Pooled investment vehicles such as infrastructure investment trusts (InvITs) allow companies to monetize operational cash generating assets by pooling multiple assets under a single entity.
Indigrid, sponsored by KKR, is India’s first power sector InvIT. It has recently acquired an operational solar asset while another KKR-sponsored company, Virescent, set up India’s first renewable-focused InvIT in September 2021.
Further strategic partnerships with oil & gas majors, like the one evidenced in Adani Green Energy’s deal with Total SE also helps recycle capital from operational projects. Global oil & gas companies such as Total, BP and Shell have made sizeable commitments towards green investments and can be potential partners for Indian RE developers.

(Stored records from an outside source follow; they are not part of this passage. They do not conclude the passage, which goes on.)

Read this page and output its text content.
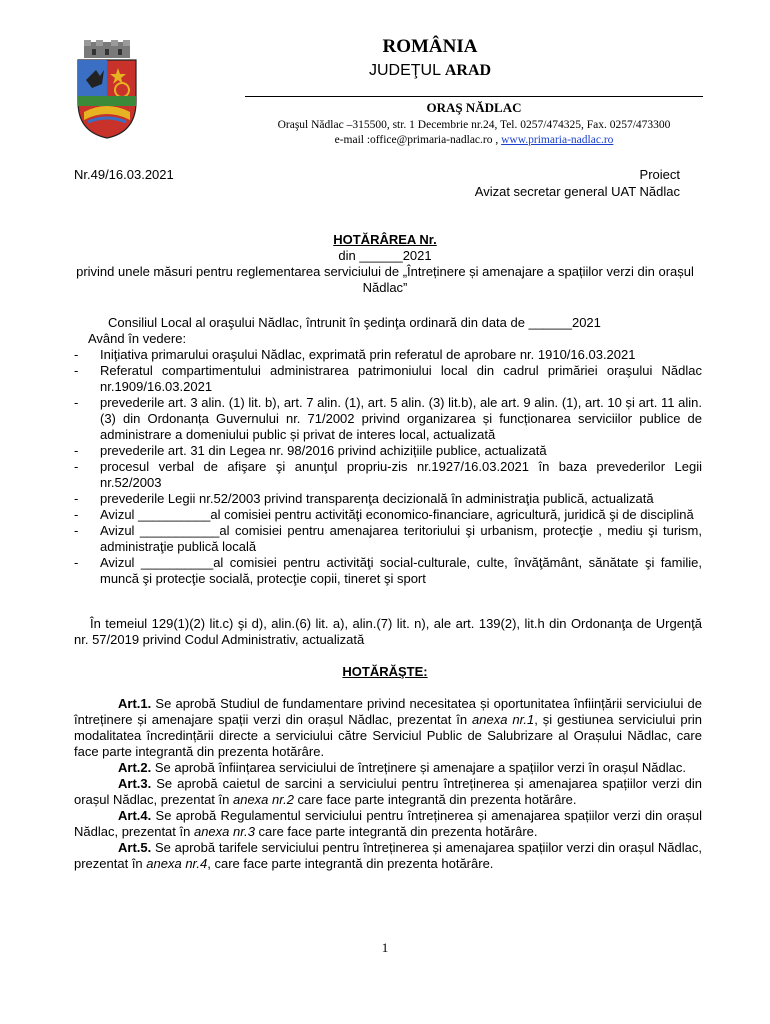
ROMÂNIA
JUDEŢUL ARAD
ORAŞ NĂDLAC
Oraşul Nădlac –315500, str. 1 Decembrie nr.24, Tel. 0257/474325, Fax. 0257/473300
e-mail :office@primaria-nadlac.ro , www.primaria-nadlac.ro
Nr.49/16.03.2021	Proiect
Avizat secretar general UAT Nădlac
HOTĂRÂREA Nr.
din ______2021
privind unele măsuri pentru reglementarea serviciului de „Întreținere și amenajare a spațiilor verzi din orașul Nădlac”
Consiliul Local al oraşului Nădlac, întrunit în şedinţa ordinară din data de ______2021
Având în vedere:
- Iniţiativa primarului oraşului Nădlac, exprimată prin referatul de aprobare nr. 1910/16.03.2021
- Referatul compartimentului administrarea patrimoniului local din cadrul primăriei oraşului Nădlac nr.1909/16.03.2021
- prevederile art. 3 alin. (1) lit. b), art. 7 alin. (1), art. 5 alin. (3) lit.b), ale art. 9 alin. (1), art. 10 și art. 11 alin. (3) din Ordonanța Guvernului nr. 71/2002 privind organizarea și funcționarea serviciilor publice de administrare a domeniului public și privat de interes local, actualizată
- prevederile art. 31 din Legea nr. 98/2016 privind achizițiile publice, actualizată
- procesul verbal de afişare şi anunţul propriu-zis nr.1927/16.03.2021 în baza prevederilor Legii nr.52/2003
- prevederile Legii nr.52/2003 privind transparenţa decizională în administraţia publică, actualizată
- Avizul __________al comisiei pentru activităţi economico-financiare, agricultură, juridică şi de disciplină
- Avizul ___________al comisiei pentru amenajarea teritoriului şi urbanism, protecţie , mediu şi turism, administraţie publică locală
- Avizul __________al comisiei pentru activităţi social-culturale, culte, învăţământ, sănătate şi familie, muncă şi protecţie socială, protecţie copii, tineret şi sport
În temeiul 129(1)(2) lit.c) şi d), alin.(6) lit. a), alin.(7) lit. n), ale art. 139(2), lit.h din Ordonanţa de Urgenţă nr. 57/2019 privind Codul Administrativ, actualizată
HOTĂRĂŞTE:

Art.1. Se aprobă Studiul de fundamentare privind necesitatea și oportunitatea înființării serviciului de întreținere și amenajare spații verzi din orașul Nădlac, prezentat în anexa nr.1, și gestiunea serviciului prin modalitatea încredințării directe a serviciului către Serviciul Public de Salubrizare al Orașului Nădlac, care face parte integrantă din prezenta hotărâre.

Art.2. Se aprobă înființarea serviciului de întreținere și amenajare a spațiilor verzi în orașul Nădlac.

Art.3. Se aprobă caietul de sarcini a serviciului pentru întreținerea și amenajarea spațiilor verzi din orașul Nădlac, prezentat în anexa nr.2 care face parte integrantă din prezenta hotărâre.

Art.4. Se aprobă Regulamentul serviciului pentru întreținerea și amenajarea spațiilor verzi din orașul Nădlac, prezentat în anexa nr.3 care face parte integrantă din prezenta hotărâre.

Art.5. Se aprobă tarifele serviciului pentru întreținerea și amenajarea spațiilor verzi din orașul Nădlac, prezentat în anexa nr.4, care face parte integrantă din prezenta hotărâre.

1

Capital from Multilateral Development Banks (MDBs) is another source of both debt and equity which can be availed by Indian companies. MBDs differ from global and local commercial banks in that they do not seek to maximise investment returns, which allows them to invest in high-risk countries and sectors. They provided a total of US$66bn towards green funding in 2020. MDBs such as the World Bank, the International Finance Corporation (IFC), the Asian Development Bank (ADB), Germany’s KfW and Japan International Cooperation Agency (JICA) have committed capital to Indian renewable energy projects.
Globally a flood of capital is vying for opportunities to invest in zero-emissions renewable energy infrastructure assets, led by the advent of ESG investing. India presents attractive prospects for these investors to deploy capital and gain exposure to the country’s growing renewable energy sector while also helping developers to secure low-cost capital from optimum sources.
To leverage and attract this global capital, Indian companies have numerous financing avenues, ranging from green bonds and loans to InvITs. Into the future, the ability to secure this capital will be critical for these companies to reach their RE goals.